Large Li-Ion Insertion Capacity of Thin-Wall Anatase TiO2 Nanotubes at 25 °C–55 °C

Abstract

Anatase TiO2 was prepared in the form of nanotube arrays by anodic oxidation of Ti foil followed by annealing at 400 °C. Electrochemical experiments, which included cyclic voltammetry (CV), galvanostatic (GS) cycling and electrochemical impedance spectroscopy (EIS) were conducted in 1 M solution of LiClO4 in propylene carbonate (PC) at temperatures 25 °C–55 °C. CV experiments, at scan rates 5–50 mV·s−1, demonstrated with increasing temperature a large increase in the intensity of the redox peaks along with a decrease in the peak-to-peak separation.

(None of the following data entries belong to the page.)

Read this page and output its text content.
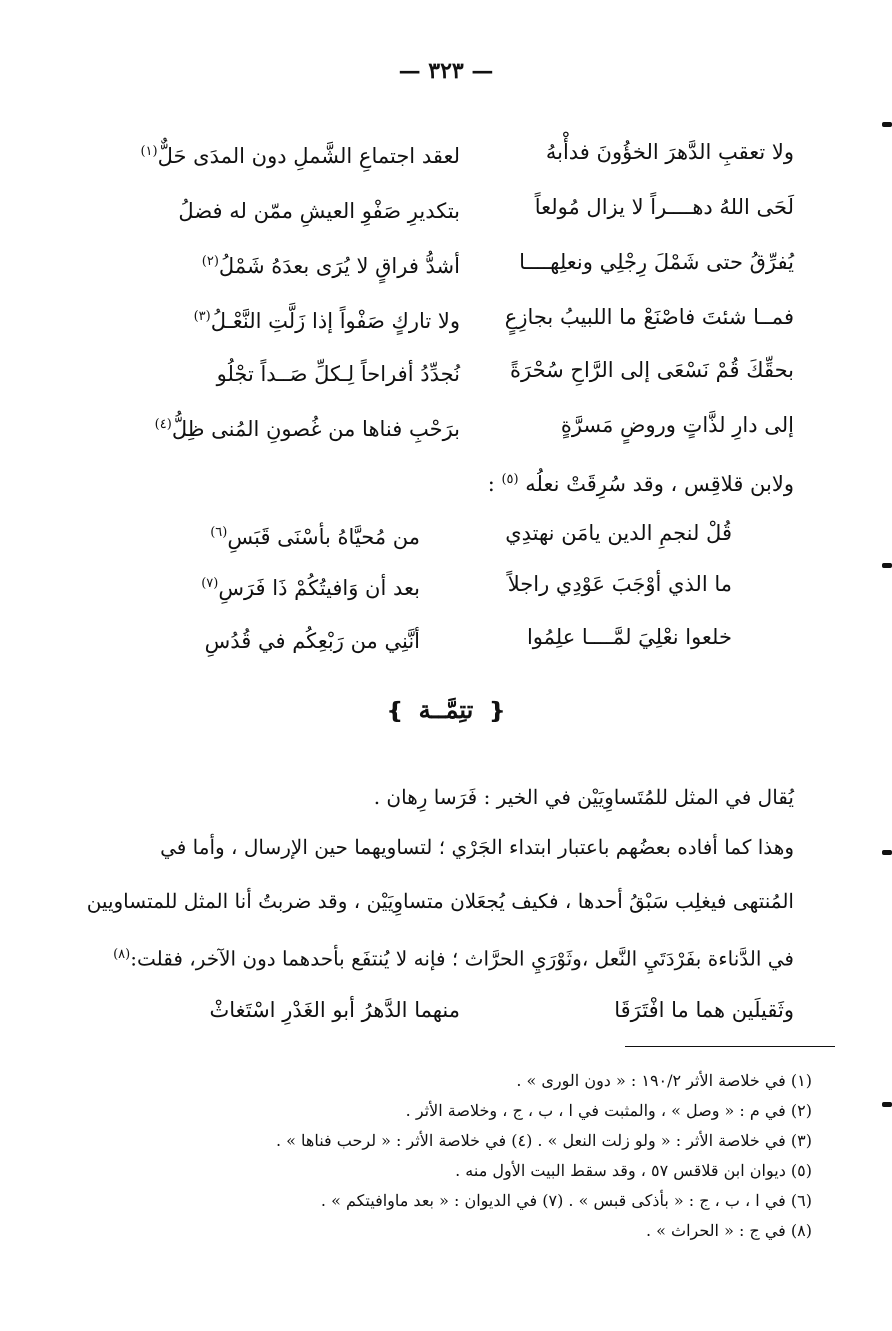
— ٣٢٣ —
ولا تعقبِ الدَّهرَ الخؤُونَ فدأْبهُ
لعقد اجتماعِ الشَّملِ دون المدَى حَلٌّ$^{(١)}$
لَحَى اللهُ دهــــراً لا يزال مُولعاً
بتكديرِ صَفْوِ العيشِ ممّن له فضلُ
يُفرِّقُ حتى شَمْلَ رِجْلِي ونعلِهــــا
أشدُّ فراقٍ لا يُرَى بعدَهُ شَمْلُ$^{(٢)}$
فمــا شئتَ فاصْنَعْ ما اللبيبُ بجازِعٍ
ولا تاركٍ صَفْواً إذا زَلَّتِ النَّعْـلُ$^{(٣)}$
بحقِّكَ قُمْ نَسْعَى إلى الرَّاحِ سُحْرَةً
نُجدِّدُ أفراحاً لِـكلِّ صَــداً تجْلُو
إلى دارِ لذَّاتٍ وروضٍ مَسرَّةٍ
برَحْبِ فناها من غُصونِ المُنى ظِلُّ$^{(٤)}$
ولابن قلاقِس ، وقد سُرِقَتْ نعلُه $^{(٥)}$ :
قُلْ لنجمِ الدين يامَن نهتدِي
من مُحيَّاهُ بأسْنَى قَبَسِ$^{(٦)}$
ما الذي أوْجَبَ عَوْدِي راجلاً
بعد أن وَافيتُكُمْ ذَا فَرَسِ$^{(٧)}$
خلعوا نعْلِيَ لمَّــــا علِمُوا
أنَّنِي من رَبْعِكُم في قُدُسِ
❴ تتِمَّــة ❵
يُقال في المثل للمُتَساوِيَيْن في الخير : فَرَسا رِهان .
وهذا كما أفاده بعضُهم باعتبار ابتداء الجَرْي ؛ لتساويهما حين الإرسال ، وأما في
المُنتهى فيغلِب سَبْقُ أحدها ، فكيف يُجعَلان متساوِيَيْن ، وقد ضربتُ أنا المثل للمتساويين
في الدَّناءة بفَرْدَتَيِ النَّعل ،وثَوْرَيِ الحرَّاث ؛ فإنه لا يُنتفَع بأحدهما دون الآخر، فقلت:$^{(٨)}$
وثَقيلَين هما ما افْتَرَقَا
منهما الدَّهرُ أبو الغَدْرِ اسْتَغاثْ
(١) في خلاصة الأثر ١٩٠/٢ : « دون الورى » .
(٢) في م : « وصل » ، والمثبت في ا ، ب ، ج ، وخلاصة الأثر .
(٣) في خلاصة الأثر : « ولو زلت النعل » . (٤) في خلاصة الأثر : « لرحب فناها » .
(٥) ديوان ابن قلاقس ٥٧ ، وقد سقط البيت الأول منه .
(٦) في ا ، ب ، ج : « بأذكى قبس » . (٧) في الديوان : « بعد ماوافيتكم » .
(٨) في ج : « الحراث » .
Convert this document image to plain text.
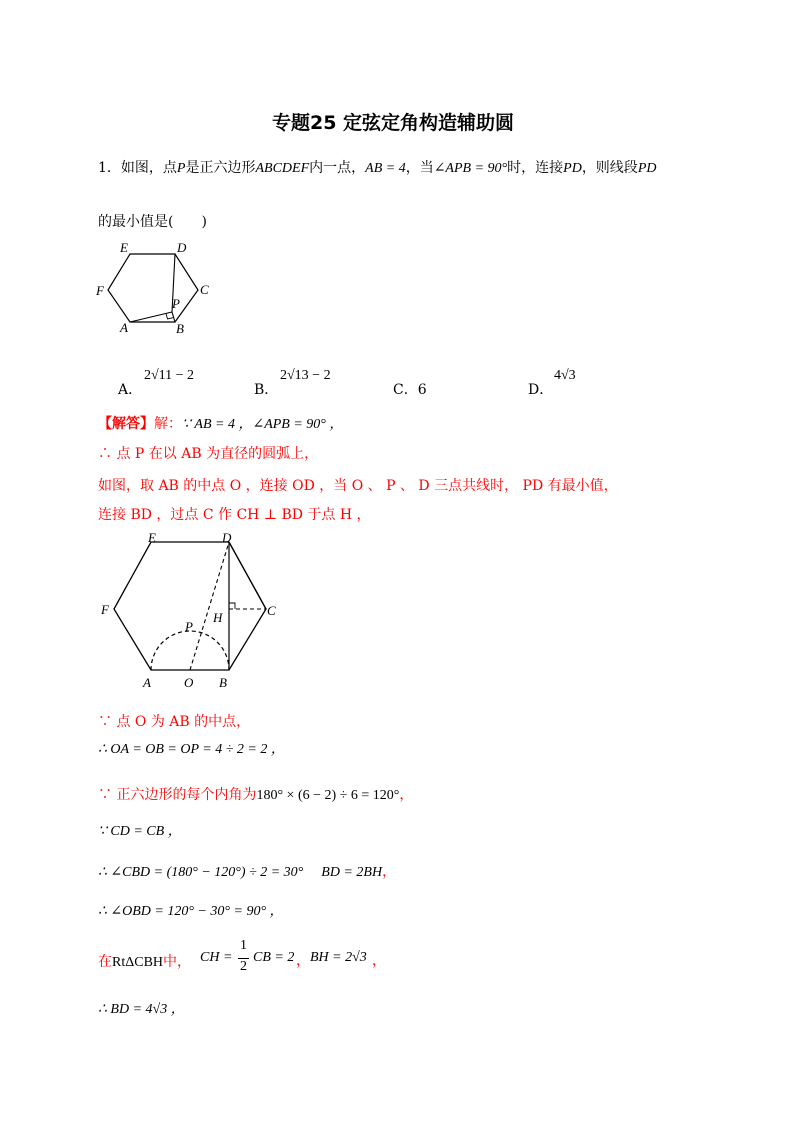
专题25 定弦定角构造辅助圆
1．如图，点P是正六边形ABCDEF内一点，AB = 4，当∠APB = 90°时，连接PD，则线段PD
的最小值是(　　)
E	D
F	C
P
A	B
A．
2√11 − 2
B．
2√13 − 2
C．6	D．
4√3
【解答】解：∵ AB = 4 ，∠APB = 90° ，
∴ 点 P 在以 AB 为直径的圆弧上，
如图，取 AB 的中点 O ，连接 OD ，当 O 、 P 、 D 三点共线时， PD 有最小值，
连接 BD ，过点 C 作 CH ⊥ BD 于点 H ，
E	D
F	C
H
P
A	O B
∵ 点 O 为 AB 的中点，
∴ OA = OB = OP = 4 ÷ 2 = 2 ，
∵ 正六边形的每个内角为180° × (6 − 2) ÷ 6 = 120°，
∵ CD = CB ，
∴ ∠CBD = (180° − 120°) ÷ 2 = 30° BD = 2BH，
∴ ∠OBD = 120° − 30° = 90° ，
在RtΔCBH中， CH =
1
2
CB = 2 ， BH = 2√3 ，
∴ BD = 4√3 ，
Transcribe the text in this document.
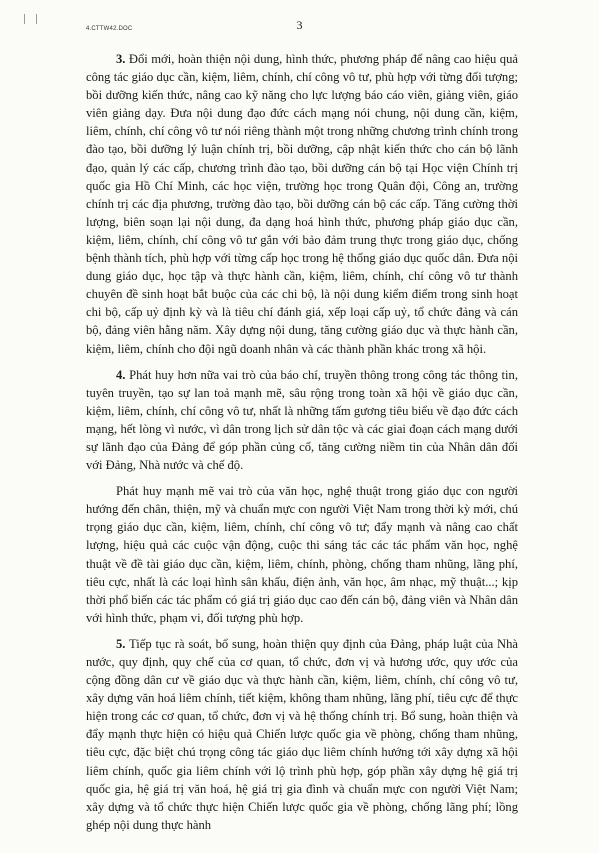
4.CTTW42.DOC	3

3. Đổi mới, hoàn thiện nội dung, hình thức, phương pháp để nâng cao hiệu quả công tác giáo dục cần, kiệm, liêm, chính, chí công vô tư, phù hợp với từng đối tượng; bồi dưỡng kiến thức, nâng cao kỹ năng cho lực lượng báo cáo viên, giảng viên, giáo viên giảng dạy. Đưa nội dung đạo đức cách mạng nói chung, nội dung cần, kiệm, liêm, chính, chí công vô tư nói riêng thành một trong những chương trình chính trong đào tạo, bồi dưỡng lý luận chính trị, bồi dưỡng, cập nhật kiến thức cho cán bộ lãnh đạo, quản lý các cấp, chương trình đào tạo, bồi dưỡng cán bộ tại Học viện Chính trị quốc gia Hồ Chí Minh, các học viện, trường học trong Quân đội, Công an, trường chính trị các địa phương, trường đào tạo, bồi dưỡng cán bộ các cấp. Tăng cường thời lượng, biên soạn lại nội dung, đa dạng hoá hình thức, phương pháp giáo dục cần, kiệm, liêm, chính, chí công vô tư gắn với bảo đảm trung thực trong giáo dục, chống bệnh thành tích, phù hợp với từng cấp học trong hệ thống giáo dục quốc dân. Đưa nội dung giáo dục, học tập và thực hành cần, kiệm, liêm, chính, chí công vô tư thành chuyên đề sinh hoạt bắt buộc của các chi bộ, là nội dung kiểm điểm trong sinh hoạt chi bộ, cấp uỷ định kỳ và là tiêu chí đánh giá, xếp loại cấp uỷ, tổ chức đảng và cán bộ, đảng viên hằng năm. Xây dựng nội dung, tăng cường giáo dục và thực hành cần, kiệm, liêm, chính cho đội ngũ doanh nhân và các thành phần khác trong xã hội.

4. Phát huy hơn nữa vai trò của báo chí, truyền thông trong công tác thông tin, tuyên truyền, tạo sự lan toả mạnh mẽ, sâu rộng trong toàn xã hội về giáo dục cần, kiệm, liêm, chính, chí công vô tư, nhất là những tấm gương tiêu biểu về đạo đức cách mạng, hết lòng vì nước, vì dân trong lịch sử dân tộc và các giai đoạn cách mạng dưới sự lãnh đạo của Đảng để góp phần củng cố, tăng cường niềm tin của Nhân dân đối với Đảng, Nhà nước và chế độ.

Phát huy mạnh mẽ vai trò của văn học, nghệ thuật trong giáo dục con người hướng đến chân, thiện, mỹ và chuẩn mực con người Việt Nam trong thời kỳ mới, chú trọng giáo dục cần, kiệm, liêm, chính, chí công vô tư; đẩy mạnh và nâng cao chất lượng, hiệu quả các cuộc vận động, cuộc thi sáng tác các tác phẩm văn học, nghệ thuật về đề tài giáo dục cần, kiệm, liêm, chính, phòng, chống tham nhũng, lãng phí, tiêu cực, nhất là các loại hình sân khấu, điện ảnh, văn học, âm nhạc, mỹ thuật...; kịp thời phổ biến các tác phẩm có giá trị giáo dục cao đến cán bộ, đảng viên và Nhân dân với hình thức, phạm vi, đối tượng phù hợp.

5. Tiếp tục rà soát, bổ sung, hoàn thiện quy định của Đảng, pháp luật của Nhà nước, quy định, quy chế của cơ quan, tổ chức, đơn vị và hương ước, quy ước của cộng đồng dân cư về giáo dục và thực hành cần, kiệm, liêm, chính, chí công vô tư, xây dựng văn hoá liêm chính, tiết kiệm, không tham nhũng, lãng phí, tiêu cực để thực hiện trong các cơ quan, tổ chức, đơn vị và hệ thống chính trị. Bổ sung, hoàn thiện và đẩy mạnh thực hiện có hiệu quả Chiến lược quốc gia về phòng, chống tham nhũng, tiêu cực, đặc biệt chú trọng công tác giáo dục liêm chính hướng tới xây dựng xã hội liêm chính, quốc gia liêm chính với lộ trình phù hợp, góp phần xây dựng hệ giá trị quốc gia, hệ giá trị văn hoá, hệ giá trị gia đình và chuẩn mực con người Việt Nam; xây dựng và tổ chức thực hiện Chiến lược quốc gia về phòng, chống lãng phí; lồng ghép nội dung thực hành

GS cycling showed large increase of capacity of thin-wall TiO2 nanotubes with increasing temperature, which attains 357 mAh·g−1 at 55 °C during lithiation at current rate 5.3 C, with capacity retention of 98.5% and Coulombic efficiency of 97.5%. Surface storage and development of secondary voltage plateau strongly contribute to such a large capacity value. EIS showed a multiple decrease in solid electrolyte interphase (SEI) layer resistance and charge transfer resistance with temperature rising up to 55 °C.